Le lundi 10 novembre, Nicolas Sarkozy est rentré chez lui après vingt jours d’incarcération à la prison de la Santé. Peu de citoyens étaient présents à sa sortie, ce qui traduit, selon plusieurs observateurs, le profond dégoût d’une partie du peuple français à l’égard de son système judiciaire. Ce désintérêt n’est pas le signe d’une indifférence, mais bien celui d’une désillusion collective: la conviction grandissante que la justice française n’est ni indépendante ni impartiale, surtout lorsqu’il s’agit de juger les puissants.
Dans une démocratie authentique, où la justice se veut autonome vis-à-vis du pouvoir politique, la clémence ne devrait jamais s’appliquer à un individu dont les actions ont gravement porté atteinte à la souveraineté et à l’éthique nationale. En 2008, en effet, Nicolas Sarkozy a trahi la volonté populaire en imposant le traité européen de Lisbonne, pourtant rejeté massivement par référendum en 2005. Ce geste a marqué une rupture entre la France et le principe même de souveraineté populaire. À cela s’ajoutent les guerres illégales dans lesquelles il a engagé le pays, notamment en Libye, au nom d’intérêts géostratégiques et économiques que beaucoup jugent contraires aux valeurs républicaines.

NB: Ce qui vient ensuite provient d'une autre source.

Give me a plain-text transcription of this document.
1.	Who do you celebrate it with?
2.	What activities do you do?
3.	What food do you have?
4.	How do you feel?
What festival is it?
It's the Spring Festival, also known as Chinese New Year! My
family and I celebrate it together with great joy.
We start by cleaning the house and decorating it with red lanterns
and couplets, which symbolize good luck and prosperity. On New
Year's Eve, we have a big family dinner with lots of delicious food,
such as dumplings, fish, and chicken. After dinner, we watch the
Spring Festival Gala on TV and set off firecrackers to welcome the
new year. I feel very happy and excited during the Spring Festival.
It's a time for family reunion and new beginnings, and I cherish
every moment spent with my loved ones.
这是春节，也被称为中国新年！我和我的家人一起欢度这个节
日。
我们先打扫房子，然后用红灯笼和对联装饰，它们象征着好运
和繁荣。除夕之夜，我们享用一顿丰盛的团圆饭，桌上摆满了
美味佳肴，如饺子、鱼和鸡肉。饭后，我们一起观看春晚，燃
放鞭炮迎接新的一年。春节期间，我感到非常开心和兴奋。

Par ailleurs, l’ancien président est accusé d’avoir perpétué un système néocolonial, notamment à travers la vente de l’or africain confisqué par la France, consolidant ainsi une tradition d’exploitation et de domination sur les anciennes colonies. On peut citer aussi la réintégration de la France dans l’OTAN, décision contestée qui a réduit l’indépendance diplomatique du pays et aligné sa politique étrangère sur celle des États-Unis.
Malgré ces fautes politiques et morales, Sarkozy jouit encore d’avantages matériels colossaux: un salaire annuel de 630 000 euros, une retraite de 553 000 euros et des bénéfices non commerciaux estimés à 2,3 millions d’euros.

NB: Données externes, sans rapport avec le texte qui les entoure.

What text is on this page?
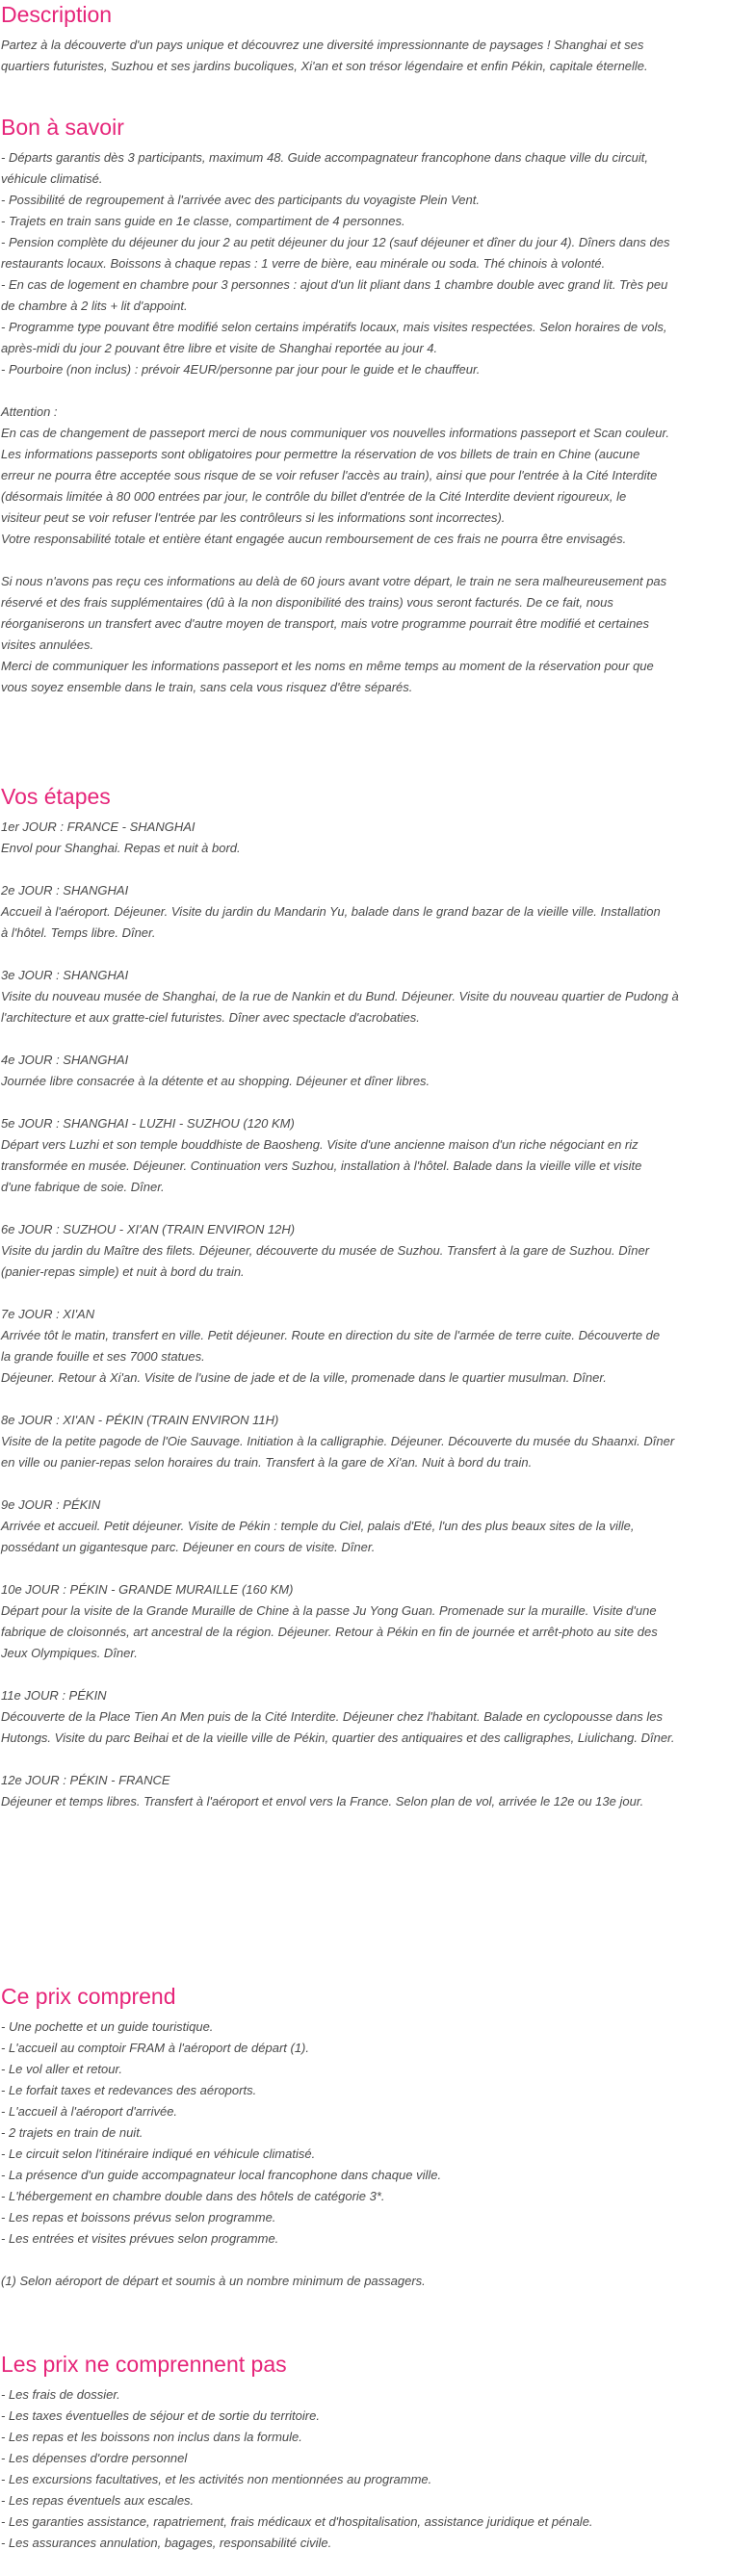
Description
Partez à la découverte d'un pays unique et découvrez une diversité impressionnante de paysages ! Shanghai et ses
quartiers futuristes, Suzhou et ses jardins bucoliques, Xi'an et son trésor légendaire et enfin Pékin, capitale éternelle.
Bon à savoir
- Départs garantis dès 3 participants, maximum 48. Guide accompagnateur francophone dans chaque ville du circuit,
véhicule climatisé.
- Possibilité de regroupement à l'arrivée avec des participants du voyagiste Plein Vent.
- Trajets en train sans guide en 1e classe, compartiment de 4 personnes.
- Pension complète du déjeuner du jour 2 au petit déjeuner du jour 12 (sauf déjeuner et dîner du jour 4). Dîners dans des
restaurants locaux. Boissons à chaque repas : 1 verre de bière, eau minérale ou soda. Thé chinois à volonté.
- En cas de logement en chambre pour 3 personnes : ajout d'un lit pliant dans 1 chambre double avec grand lit. Très peu
de chambre à 2 lits + lit d'appoint.
- Programme type pouvant être modifié selon certains impératifs locaux, mais visites respectées. Selon horaires de vols,
après-midi du jour 2 pouvant être libre et visite de Shanghai reportée au jour 4.
- Pourboire (non inclus) : prévoir 4EUR/personne par jour pour le guide et le chauffeur.
Attention :
En cas de changement de passeport merci de nous communiquer vos nouvelles informations passeport et Scan couleur.
Les informations passeports sont obligatoires pour permettre la réservation de vos billets de train en Chine (aucune
erreur ne pourra être acceptée sous risque de se voir refuser l'accès au train), ainsi que pour l'entrée à la Cité Interdite
(désormais limitée à 80 000 entrées par jour, le contrôle du billet d'entrée de la Cité Interdite devient rigoureux, le
visiteur peut se voir refuser l'entrée par les contrôleurs si les informations sont incorrectes).
Votre responsabilité totale et entière étant engagée aucun remboursement de ces frais ne pourra être envisagés.
Si nous n'avons pas reçu ces informations au delà de 60 jours avant votre départ, le train ne sera malheureusement pas
réservé et des frais supplémentaires (dû à la non disponibilité des trains) vous seront facturés. De ce fait, nous
réorganiserons un transfert avec d'autre moyen de transport, mais votre programme pourrait être modifié et certaines
visites annulées.
Merci de communiquer les informations passeport et les noms en même temps au moment de la réservation pour que
vous soyez ensemble dans le train, sans cela vous risquez d'être séparés.
Vos étapes
1er JOUR : FRANCE - SHANGHAI
Envol pour Shanghai. Repas et nuit à bord.
2e JOUR : SHANGHAI
Accueil à l'aéroport. Déjeuner. Visite du jardin du Mandarin Yu, balade dans le grand bazar de la vieille ville. Installation
à l'hôtel. Temps libre. Dîner.
3e JOUR : SHANGHAI
Visite du nouveau musée de Shanghai, de la rue de Nankin et du Bund. Déjeuner. Visite du nouveau quartier de Pudong à
l'architecture et aux gratte-ciel futuristes. Dîner avec spectacle d'acrobaties.
4e JOUR : SHANGHAI
Journée libre consacrée à la détente et au shopping. Déjeuner et dîner libres.
5e JOUR : SHANGHAI - LUZHI - SUZHOU (120 KM)
Départ vers Luzhi et son temple bouddhiste de Baosheng. Visite d'une ancienne maison d'un riche négociant en riz
transformée en musée. Déjeuner. Continuation vers Suzhou, installation à l'hôtel. Balade dans la vieille ville et visite
d'une fabrique de soie. Dîner.
6e JOUR : SUZHOU - XI'AN (TRAIN ENVIRON 12H)
Visite du jardin du Maître des filets. Déjeuner, découverte du musée de Suzhou. Transfert à la gare de Suzhou. Dîner
(panier-repas simple) et nuit à bord du train.
7e JOUR : XI'AN
Arrivée tôt le matin, transfert en ville. Petit déjeuner. Route en direction du site de l'armée de terre cuite. Découverte de
la grande fouille et ses 7000 statues.
Déjeuner. Retour à Xi'an. Visite de l'usine de jade et de la ville, promenade dans le quartier musulman. Dîner.
8e JOUR : XI'AN - PÉKIN (TRAIN ENVIRON 11H)
Visite de la petite pagode de l'Oie Sauvage. Initiation à la calligraphie. Déjeuner. Découverte du musée du Shaanxi. Dîner
en ville ou panier-repas selon horaires du train. Transfert à la gare de Xi'an. Nuit à bord du train.
9e JOUR : PÉKIN
Arrivée et accueil. Petit déjeuner. Visite de Pékin : temple du Ciel, palais d'Eté, l'un des plus beaux sites de la ville,
possédant un gigantesque parc. Déjeuner en cours de visite. Dîner.
10e JOUR : PÉKIN - GRANDE MURAILLE (160 KM)
Départ pour la visite de la Grande Muraille de Chine à la passe Ju Yong Guan. Promenade sur la muraille. Visite d'une
fabrique de cloisonnés, art ancestral de la région. Déjeuner. Retour à Pékin en fin de journée et arrêt-photo au site des
Jeux Olympiques. Dîner.
11e JOUR : PÉKIN
Découverte de la Place Tien An Men puis de la Cité Interdite. Déjeuner chez l'habitant. Balade en cyclopousse dans les
Hutongs. Visite du parc Beihai et de la vieille ville de Pékin, quartier des antiquaires et des calligraphes, Liulichang. Dîner.
12e JOUR : PÉKIN - FRANCE
Déjeuner et temps libres. Transfert à l'aéroport et envol vers la France. Selon plan de vol, arrivée le 12e ou 13e jour.
Ce prix comprend
- Une pochette et un guide touristique.
- L'accueil au comptoir FRAM à l'aéroport de départ (1).
- Le vol aller et retour.
- Le forfait taxes et redevances des aéroports.
- L'accueil à l'aéroport d'arrivée.
- 2 trajets en train de nuit.
- Le circuit selon l'itinéraire indiqué en véhicule climatisé.
- La présence d'un guide accompagnateur local francophone dans chaque ville.
- L'hébergement en chambre double dans des hôtels de catégorie 3*.
- Les repas et boissons prévus selon programme.
- Les entrées et visites prévues selon programme.
(1) Selon aéroport de départ et soumis à un nombre minimum de passagers.
Les prix ne comprennent pas
- Les frais de dossier.
- Les taxes éventuelles de séjour et de sortie du territoire.
- Les repas et les boissons non inclus dans la formule.
- Les dépenses d'ordre personnel
- Les excursions facultatives, et les activités non mentionnées au programme.
- Les repas éventuels aux escales.
- Les garanties assistance, rapatriement, frais médicaux et d'hospitalisation, assistance juridique et pénale.
- Les assurances annulation, bagages, responsabilité civile.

Qu’un homme ayant tant bénéficié du système puisse être libéré après seulement vingt jours d’incarcération apparaît, pour beaucoup, comme une insulte à la justice sociale et aux petites gens. Cette situation illustre l’une des plus grandes failles du modèle républicain français: l’inégalité devant la loi.

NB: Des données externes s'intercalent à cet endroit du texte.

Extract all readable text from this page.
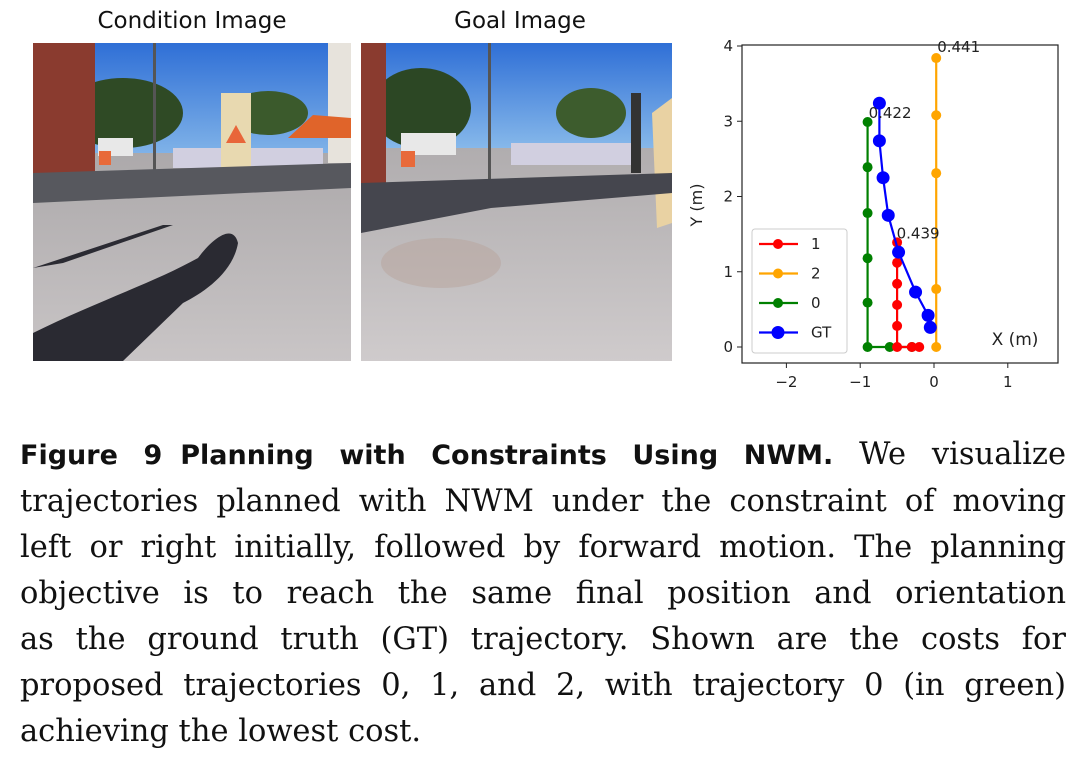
Condition Image	Goal Image
−2	−1	0	1
0
1
2
3
4
Y (m)
X (m)
0.441
0.422
0.439
1
2
0
GT
Figure 9 Planning with Constraints Using NWM. We visualize
trajectories planned with NWM under the constraint of moving
left or right initially, followed by forward motion. The planning
objective is to reach the same final position and orientation
as the ground truth (GT) trajectory. Shown are the costs for
proposed trajectories 0, 1, and 2, with trajectory 0 (in green)
achieving the lowest cost.
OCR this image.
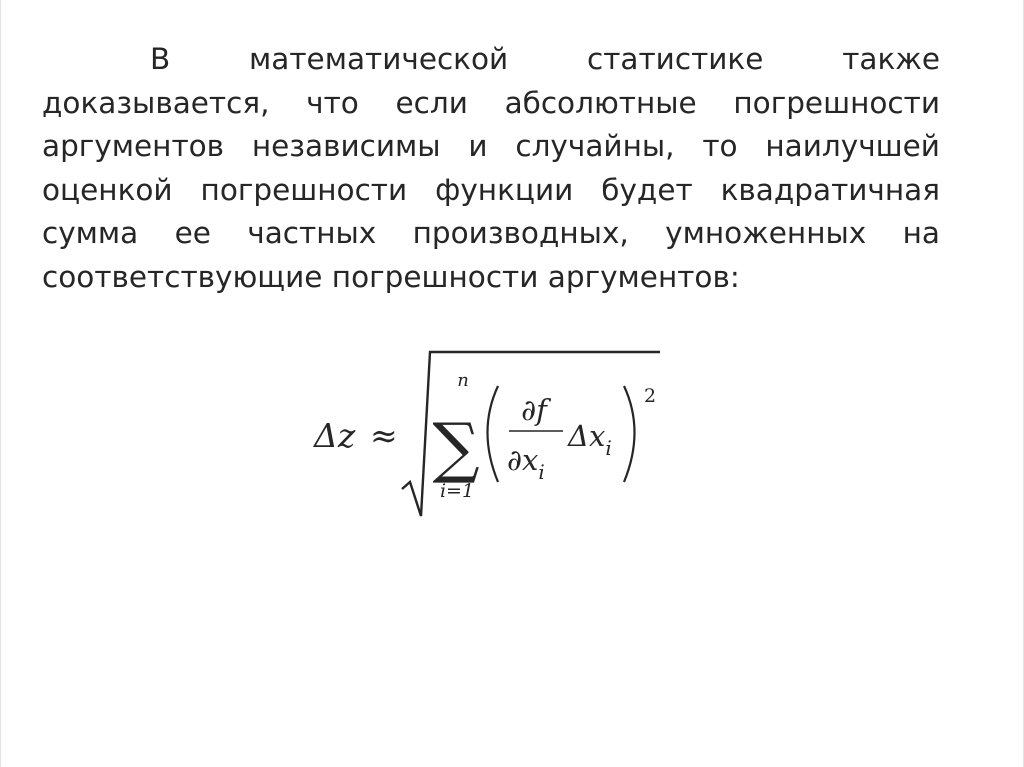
В	математической	статистике	также
доказывается, что если абсолютные погрешности
аргументов независимы и случайны, то наилучшей
оценкой погрешности функции будет квадратичная
сумма ее частных производных, умноженных на
соответствующие погрешности аргументов:
Δz ≈
n
∑
i=1
∂f
$\partial x_i$
$\Delta x_i$
2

Mais faut-il réellement s’en étonner ? L’histoire judiciaire française, marquée par de multiples affaires d’État, démontre que la balance de la justice penche souvent du côté des puissants. Les scandales politico-financiers, les non-lieux récurrents et les peines symboliques accordées à certaines élites alimentent une perception d’impunité généralisée. Dans ce contexte, la libération rapide de Nicolas Sarkozy n’est pas une anomalie, mais la continuation d’un système de privilèges profondément enraciné dans les institutions.
Cette situation rappelle les vers célèbres de Jean de La Fontaine dans « Les animaux malades de la peste ». La Fontaine écrit ceci: “Selon que vous serez puissant ou misérable,
Les jugements de cour vous rendront blanc ou noir.”
Ces lignes, écrites au XVIIᵉ siècle, résonnent aujourd’hui avec une actualité troublante. Elles traduisent la permanence d’un double standard moral et juridique: celui qui distingue le citoyen ordinaire du personnage influent. En France, les “petites gens” paient souvent lourdement le prix de la loi, tandis que les détenteurs de pouvoir bénéficient de la clémence d’un appareil judiciaire politisé et complaisant.
Ainsi, le cas Sarkozy dépasse la simple question d’un individu. Il révèle la crise morale et institutionnelle d’une République qui, tout en se proclamant égalitaire, entretient des mécanismes d’inégalité. Libérer un ancien chef d’État après vingt jours de détention, malgré des accusations graves, c’est envoyer un message désastreux à la société: celui de l’impunité des élites et de la résignation des masses.
En définitive, le scandale Sarkozy n’est pas seulement celui d’un homme, mais celui d’un système où le pouvoir politique neutralise le pouvoir judiciaire. Il questionne la cohérence de la devise républicaine — Liberté, Égalité, Fraternité — à la lumière d’une pratique institutionnelle où la loi semble avoir deux visages. Tant que cette justice sélective persistera, la France restera un pays où la morale publique s’efface devant la puissance et l’argent et où l’État de droit n’est plus qu’une formule rhétorique, vidée de sa substance.